30.12.05

O Natal

Passei a noite de Natal na casa de um primo, junto com mais de 60 pessoas, incluindo gente de nossa família e parentes da esposa dele. Uma mega-festa. Rolou uma brincadeira de amigo-ladrão com 45 (!) participantes, que durou quase duas horas, entre as escolhas na pilha de pacotes e os roubos, até que todos conseguissem os seus presentes. Camisas, bolsas e até livro foram os mais disputados, volta e meia mudavam de mão, roubados o tempo todo pelos participantes.

Os primos que moram em São Paulo trouxeram várias guloseimas e novidades na bagagem. As malas foram extraviadas no vôo da véspera, durante a conexão em Brasília, mas felizmente foram devolvidas a tempo de vestí-los para a noite e fornecer alguns artigos para a ceia, entre vários tipos de nozes, frutas secas e frutas exóticas.

A noite toda fiquei bebericando espumante Don Giovanni Brut, premiado em vários concursos. Uma pérola da vinicultura nacional. O anfitrião, conhecedor e apreciador de vinhos, manda buscar as caixas diretamente no Rio Grande do Sul.

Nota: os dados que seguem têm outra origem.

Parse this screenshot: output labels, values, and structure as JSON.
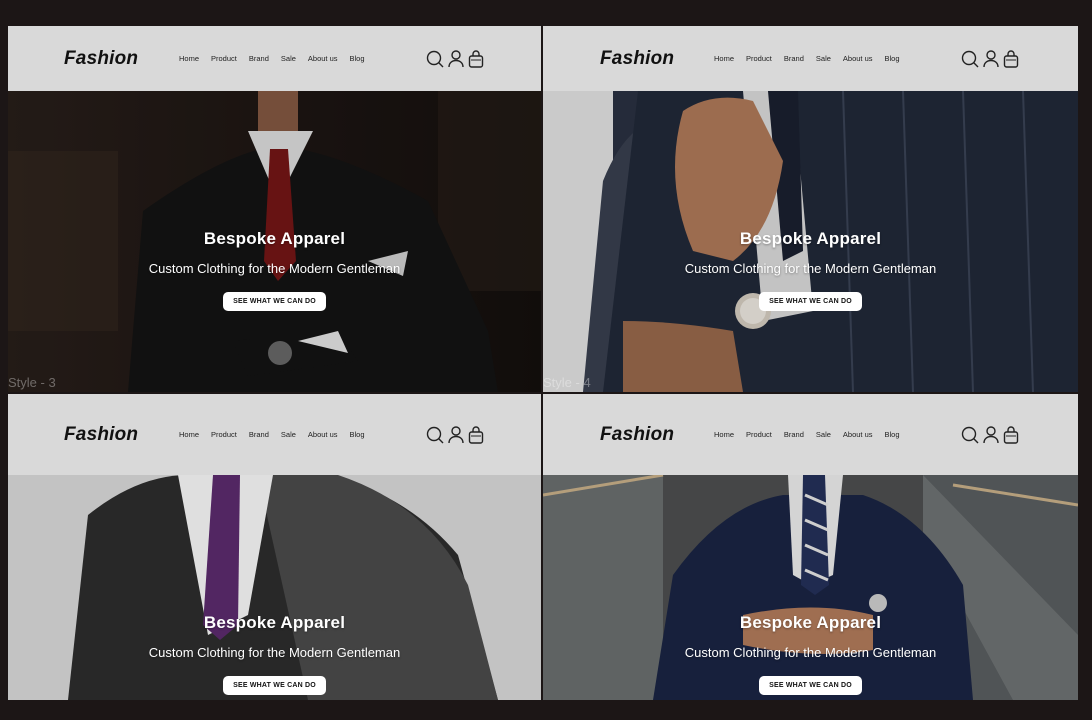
{
  "brand": {
    "logo": "Fashion"
  },
  "nav": {
    "items": [
      "Home",
      "Product",
      "Brand",
      "Sale",
      "About us",
      "Blog"
    ]
  },
  "icons": [
    "search-icon",
    "user-icon",
    "bag-icon"
  ],
  "hero": {
    "title": "Bespoke Apparel",
    "subtitle": "Custom Clothing for the Modern Gentleman",
    "cta": "SEE WHAT WE CAN DO"
  },
  "panels": [
    {
      "style_label": "Style - 3"
    },
    {
      "style_label": "Style - 4"
    },
    {
      "style_label": ""
    },
    {
      "style_label": ""
    }
  ],
  "colors": {
    "background": "#1c1616",
    "header": "#d9d9d9",
    "cta_bg": "#ffffff"
  }
}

As crianças encenaram o nascimento de Jesus, em um pequeno palco improvisado no grande apartamento.

Na parte das comidas, havia vários tira-gostos interessantes: conserva de pimentões vermelhos, patê de gorgonzola e carne fatiada ao vinagrete com pãozinho delícia. No jantar rolou uma salada de camarão e lula que estava deliciosa, além dos tradicionais peru e pernil assados. Para sobremesa, uma gentileza muito interessante e simpática: um enorme bolo confeitado no qual constava o sobrenome de cada família presente.

No domingo foi a vez de uma feijoada na casa de outra prima, irmã do primo e anfitrião da noite. Papos e mais papos com tios e primos de diferentes gerações, regados a cervejinha e com direito a banho de piscina. Almocei e jantei o saboroso feijão, pois cheguei às 13h30 e saí às 22h, direto para a rodoviária, onde fui deixar outros primos que retornariam para Ilhéus. Isso é que foi festa. Agora é boca fechada para perder o peso. Isto é, até a festa do reveillon.

Ode à pechincha

Não existem adolescentes que não tenham fascínio por roupas de marcas famosas, as tais griffes. Mesmo aqueles que fazem a linha alternativa, esportiva ou roqueira, têm lá as suas preferências. Mesmo se não for pela marca, haverá desejo por algum tipo de indumentária que os caracterizem por pertencer a um grupo. Batas indianas, indefectíveis camisetas pretas - lisas ou com estampas de grupos de rock’n’roll. Os moderninhos, quase sempre seguidores das batidas eletrônicas, talvez herdeiros dos clubbers, tem o visual bastante pensado, pois a vestimenta quer revelar a novidade, a invenção, o futuro.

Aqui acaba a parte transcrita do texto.